Major London hospitals could be forced to close after rebuilds delayed, ministers warned
MPs and senior NHS officials have warned that major London hospitals could be forced to close after ministers delayed plans to rebuild them.
Heath Secretary Wes Streeting on Monday postponed plans to build and refurb major hospitals under the New Hospitals Programme by up to a decade, sparking fury.
Among the major London hospitals facing delays for critical rebuilds include Charing Cross Hospital, St Mary’s Hospital in Paddington and Hammersmith Hospital, which won’t see work begin until 2035-2038, and St Helier in Sutton, which will not see work begin until at least 2032.
Trust executives told on Tuesday how their hospitals were already crumbling in a “whack-a-mole” game to keep facilities running, with some floors sinking with hospital beds on them and entire surgeries being hit with power and water outages.
MPs representing Sutton and Epsom, which St Helier serves, said the hospital’s existing facility “has reached the end of the line”.
Local MP Bobby Dean told the Standard: “The floor is sinking, the ceiling leaks, lifts regularly break, which means you can not transfer patients to the places in the building that they need to be in.
“Many parts of the hospital are far too hot to work in during the summer.
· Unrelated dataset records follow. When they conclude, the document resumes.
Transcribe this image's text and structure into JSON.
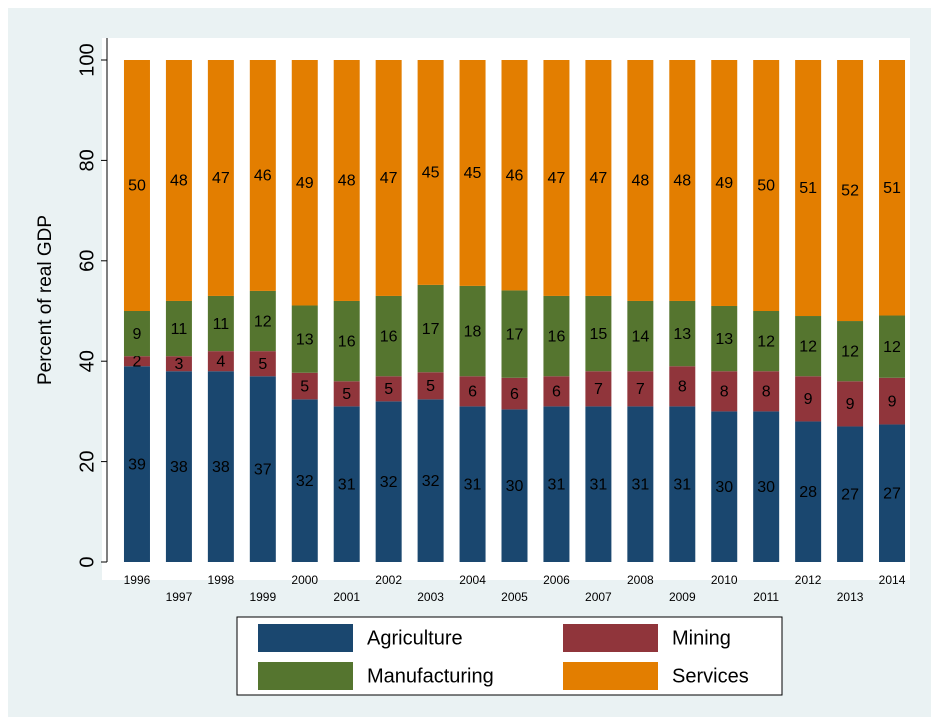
{
  "chart_data": {
    "type": "stacked_bar",
    "y_label": "Percent of real GDP",
    "categories": [
      "1996",
      "1997",
      "1998",
      "1999",
      "2000",
      "2001",
      "2002",
      "2003",
      "2004",
      "2005",
      "2006",
      "2007",
      "2008",
      "2009",
      "2010",
      "2011",
      "2012",
      "2013",
      "2014"
    ],
    "series": [
      {
        "name": "Agriculture",
        "color": "#1a476f",
        "values": [
          39,
          38,
          38,
          37,
          32.4,
          31,
          32,
          32.4,
          31,
          30.4,
          31,
          31,
          31,
          31,
          30,
          30,
          28,
          27,
          27.4
        ],
        "value_labels": [
          "39",
          "38",
          "38",
          "37",
          "32",
          "31",
          "32",
          "32",
          "31",
          "30",
          "31",
          "31",
          "31",
          "31",
          "30",
          "30",
          "28",
          "27",
          "27"
        ]
      },
      {
        "name": "Mining",
        "color": "#90353b",
        "values": [
          2,
          3,
          4,
          5,
          5.3,
          5,
          5,
          5.4,
          6,
          6.3,
          6,
          7,
          7,
          8,
          8,
          8,
          9,
          9,
          9.3
        ],
        "value_labels": [
          "2",
          "3",
          "4",
          "5",
          "5",
          "5",
          "5",
          "5",
          "6",
          "6",
          "6",
          "7",
          "7",
          "8",
          "8",
          "8",
          "9",
          "9",
          "9"
        ]
      },
      {
        "name": "Manufacturing",
        "color": "#55752f",
        "values": [
          9,
          11,
          11,
          12,
          13.4,
          16,
          16,
          17.4,
          18,
          17.4,
          16,
          15,
          14,
          13,
          13,
          12,
          12,
          12,
          12.4
        ],
        "value_labels": [
          "9",
          "11",
          "11",
          "12",
          "13",
          "16",
          "16",
          "17",
          "18",
          "17",
          "16",
          "15",
          "14",
          "13",
          "13",
          "12",
          "12",
          "12",
          "12"
        ]
      },
      {
        "name": "Services",
        "color": "#e37e00",
        "values": [
          50,
          48,
          47,
          46,
          48.9,
          48,
          47,
          44.8,
          45,
          45.9,
          47,
          47,
          48,
          48,
          49,
          50,
          51,
          52,
          50.9
        ],
        "value_labels": [
          "50",
          "48",
          "47",
          "46",
          "49",
          "48",
          "47",
          "45",
          "45",
          "46",
          "47",
          "47",
          "48",
          "48",
          "49",
          "50",
          "51",
          "52",
          "51"
        ]
      }
    ],
    "ylim": [
      0,
      100
    ],
    "yticks": [
      0,
      20,
      40,
      60,
      80,
      100
    ],
    "grid": false,
    "legend": "bottom"
  }
}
Far too cold during the winter.
“There are floods that happen in parts of the building. There are bits of the building which are literally just being propped up with bits of tarpaulin and pieces of wood.
“Probably most critically the intensive care unit is not fitted out to modern-day standards when it comes to things like ventilation and space requirements. You might often have two or three patients where you are meant to have one for example.”
The Trust’s chief executive, Dr James Marsh, said patients had “been let down again”.
In a direct message to Mr Streeting, he added: “If the health secretary thinks we can continue to care for patients for 10 years in this building, we invite Wes Streeting to come and see the state of the estate himself.”
Imperial College NHS Trust boss, Professor Tim Orchard, which runs St Mary’s, Charing Cross, and Hammersmith, said they could not wait fifteen years as the Trust’s hospitals are already at risk of catastrophic failure.
Officials have already had to move some services out of St Mary’s Hospital to prevent it partly collapsing into nearby Paddington Station, he warned on Tuesday.
“In the last few months at St Mary's, we've had to close theatres for several weeks in order to repair leaks in the roof,” he said.
“We've had floods, they have a ward closed because the floor will not bear the weight of hospital beds.
“We have had to remove some specialist services from a building to repair subsidence that could have meant the corner of the building collapsing into Paddington Station, and we simply don't have enough capacity.
“At Charing Cross, we've lost the power and light to theatres, including our robotic theatres. Whole wings have been left without water on occasion and indeed heating.”
In a dramatic warning, he said it was “possible” that multiple hospital sites could “go down” due to the delayed repairs - adding: “At which point you have then basically trashed the ability to provide specialist care in north-west London.”
Whipps Cross Hospital in east London - which had been initially slated to be rebuilt in 2026 - will be delayed until 2032-2034 under Mr Streeting’s plans.
Shane DeGaris, the chief executive of Barts Health NHS Trust, which runs the hospital, said he was confused by the rationale behind the decision, as works have already begun.
He warned that patients and medics were going to have to put up with “really substandard” care for at least another five years.
Announcing the changes in the Commons on Monday, Mr Streeting said the new timetable was “honest, funded and can actually be delivered”.
He added: “It is a serious, credible plan to build the hospitals our NHS needs.”
Promising that all the new units would be delivered, Mr Streeting said he had secured investment averaging £3 billion a year, which he described as part of the largest capital investment in the NHS since the previous Labour government.